Par Patricia Neves
Le concept, popularisé par la dessinatrice Emma dans une bande dessinée partagée plus de 200.000 fois sur les réseaux sociaux, divise leurs compagnons.
Ne pas oublier d’emmener le petit chez le dentiste, penser à racheter des coquillettes au supermarché, se souvenir de faire réciter à l'aîné sa leçon d’histoire sur les Mérovingiens, sortir le linge de la machine… Au quotidien, ces taches anodines, ajoutées les unes aux autres, peuvent très vite se révéler envahissantes. Mais pas pour tous… Une espèce - chanceuse - se verrait épargnée : les hommes. C’est ce que la dessinatrice Emma a mis en lumière dans une pastille à succès, publiée début mai, sur le thème de la "charge mentale" qui pèse aujourd’hui encore sur les femmes dans la gestion des foyers hétéros.
Partagées plus de 200.000 fois sur les réseaux sociaux, les scénettes imaginées par l’auteur, retranscrites en bande-dessinée sur son blog sous le titre "Fallait demander", ont trouvé écho chez de nombreuses femmes. Mais qu’en pensent ceux qui partagent leur vie ? Au hasard des rues de Paris, nous avons soumis le concept aux hommes.
"Une caricature"
Pour Jean*, un pharmacien de 52 ans rencontré au carrefour des 9e et 18e arrondissements de la capitale, le concept de "charge mentale" - dont il n’avait jamais entendu parler auparavant - relève de pratiques d’un autre temps. "On n’est plus au siècle de Flaubert", balaie-t-il, réfutant l'idée qu'on réduise l'analyse de la répartition des tâches dans un couple à la seule question du genre : "Ce n’est pas un travail d’homme ou un travail de femme". Il est bientôt 9h30 ce mercredi lorsqu'il quitte la pharmacie où il travaille de nuit depuis près de vingt ans.
Alors avec ses horaires décalés, raconte-t-il, les tâches sont plutôt réparties dans son couple en fonction de qui est disponible. "Quand elle peut, elle le fait, quand je peux, je le fais, quand personne ne peut, on s’arrange autrement, détaille Jean.
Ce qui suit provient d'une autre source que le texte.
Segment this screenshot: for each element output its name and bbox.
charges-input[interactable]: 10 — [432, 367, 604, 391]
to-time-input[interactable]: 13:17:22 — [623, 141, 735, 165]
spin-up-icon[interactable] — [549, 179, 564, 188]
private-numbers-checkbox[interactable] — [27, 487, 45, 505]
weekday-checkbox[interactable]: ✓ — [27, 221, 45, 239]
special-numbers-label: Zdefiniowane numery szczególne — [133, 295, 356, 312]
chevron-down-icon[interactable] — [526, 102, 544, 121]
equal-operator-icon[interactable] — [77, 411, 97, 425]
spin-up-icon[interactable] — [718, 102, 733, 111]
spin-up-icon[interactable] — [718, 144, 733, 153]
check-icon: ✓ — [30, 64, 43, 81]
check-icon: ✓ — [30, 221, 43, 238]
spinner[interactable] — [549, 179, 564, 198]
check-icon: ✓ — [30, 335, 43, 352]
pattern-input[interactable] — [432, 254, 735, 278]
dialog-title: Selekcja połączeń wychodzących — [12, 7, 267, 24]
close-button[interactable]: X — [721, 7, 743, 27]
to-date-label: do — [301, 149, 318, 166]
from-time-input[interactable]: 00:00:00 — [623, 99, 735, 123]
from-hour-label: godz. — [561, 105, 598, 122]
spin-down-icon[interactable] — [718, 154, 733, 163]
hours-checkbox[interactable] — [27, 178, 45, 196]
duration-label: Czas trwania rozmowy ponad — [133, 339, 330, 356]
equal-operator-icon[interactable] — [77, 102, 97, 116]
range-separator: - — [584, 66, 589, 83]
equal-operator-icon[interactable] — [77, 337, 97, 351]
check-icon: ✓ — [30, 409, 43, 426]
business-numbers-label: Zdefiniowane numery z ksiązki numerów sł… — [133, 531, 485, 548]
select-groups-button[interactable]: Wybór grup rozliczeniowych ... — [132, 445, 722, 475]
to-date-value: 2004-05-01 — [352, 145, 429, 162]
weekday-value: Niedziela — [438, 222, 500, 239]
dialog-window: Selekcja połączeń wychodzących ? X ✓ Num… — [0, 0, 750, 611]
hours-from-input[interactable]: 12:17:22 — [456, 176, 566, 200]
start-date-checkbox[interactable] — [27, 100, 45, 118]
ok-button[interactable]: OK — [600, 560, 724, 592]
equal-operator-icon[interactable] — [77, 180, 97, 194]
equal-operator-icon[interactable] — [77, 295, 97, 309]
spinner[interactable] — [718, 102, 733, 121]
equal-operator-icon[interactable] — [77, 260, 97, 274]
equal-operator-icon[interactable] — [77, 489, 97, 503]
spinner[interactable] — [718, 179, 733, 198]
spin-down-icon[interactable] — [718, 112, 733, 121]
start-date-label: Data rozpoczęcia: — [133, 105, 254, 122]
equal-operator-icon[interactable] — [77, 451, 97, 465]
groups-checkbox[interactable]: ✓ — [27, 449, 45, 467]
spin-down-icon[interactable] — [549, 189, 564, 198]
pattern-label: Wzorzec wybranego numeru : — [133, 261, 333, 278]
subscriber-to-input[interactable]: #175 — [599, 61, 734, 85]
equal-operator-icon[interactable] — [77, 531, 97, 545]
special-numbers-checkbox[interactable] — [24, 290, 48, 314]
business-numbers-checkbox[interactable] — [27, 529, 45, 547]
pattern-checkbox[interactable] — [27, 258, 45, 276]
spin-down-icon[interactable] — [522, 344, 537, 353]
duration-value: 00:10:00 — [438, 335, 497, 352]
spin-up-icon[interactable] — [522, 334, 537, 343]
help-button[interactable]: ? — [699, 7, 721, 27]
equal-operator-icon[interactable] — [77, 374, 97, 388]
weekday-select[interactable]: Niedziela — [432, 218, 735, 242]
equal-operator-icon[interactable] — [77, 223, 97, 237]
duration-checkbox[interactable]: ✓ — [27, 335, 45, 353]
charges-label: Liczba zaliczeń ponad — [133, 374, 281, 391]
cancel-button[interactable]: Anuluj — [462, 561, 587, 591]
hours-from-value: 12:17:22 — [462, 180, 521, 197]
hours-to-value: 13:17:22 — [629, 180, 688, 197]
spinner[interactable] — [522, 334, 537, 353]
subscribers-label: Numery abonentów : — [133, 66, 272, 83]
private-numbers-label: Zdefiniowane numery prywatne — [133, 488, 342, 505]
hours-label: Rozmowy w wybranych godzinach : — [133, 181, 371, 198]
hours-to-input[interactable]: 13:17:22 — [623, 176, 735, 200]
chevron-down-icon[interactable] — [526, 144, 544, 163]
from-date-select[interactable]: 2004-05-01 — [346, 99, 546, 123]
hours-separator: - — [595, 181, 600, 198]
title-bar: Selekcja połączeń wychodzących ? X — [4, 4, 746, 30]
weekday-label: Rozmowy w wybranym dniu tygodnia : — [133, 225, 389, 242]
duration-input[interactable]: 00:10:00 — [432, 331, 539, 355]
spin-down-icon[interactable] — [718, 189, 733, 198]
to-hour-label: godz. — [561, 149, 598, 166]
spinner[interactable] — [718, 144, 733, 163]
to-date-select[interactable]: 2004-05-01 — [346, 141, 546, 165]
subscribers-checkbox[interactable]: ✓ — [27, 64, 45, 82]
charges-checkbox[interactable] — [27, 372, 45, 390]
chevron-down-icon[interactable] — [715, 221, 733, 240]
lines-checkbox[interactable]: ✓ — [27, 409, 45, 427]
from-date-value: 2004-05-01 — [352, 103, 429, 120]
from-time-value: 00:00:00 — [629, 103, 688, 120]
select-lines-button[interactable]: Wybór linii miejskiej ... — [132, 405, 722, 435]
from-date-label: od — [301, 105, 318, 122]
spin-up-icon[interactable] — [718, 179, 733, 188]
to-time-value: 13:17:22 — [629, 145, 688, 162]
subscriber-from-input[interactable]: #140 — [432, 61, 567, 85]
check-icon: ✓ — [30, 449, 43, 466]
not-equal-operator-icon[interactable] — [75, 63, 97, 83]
Ce n’est pas : ‘tu fais la vaisselle, je regarde le match‘!".
La première scène de la bande dessinée - dans laquelle une femme doit à la fois s’occuper de faire dîner ses enfants tout en préparant le repas pendant que son mari est tranquillement installé dans le canapé sans penser à lui apporter de l’aide - tient par conséquent pour Jean de la "caricature". Quant aux chercheurs qui ont conceptualisé la notion de "charge mentale", à l’instar de Nicole Brais de l'Université Laval de Québec, le pharmacien qui a fait une partie de ses études au Canada y voit l’influence du modèle catholique encore très prégnant dans la pensée québécoise.
"Des hommes qui se tournent les pouces sur le canapé, j'en connais quelques-uns !"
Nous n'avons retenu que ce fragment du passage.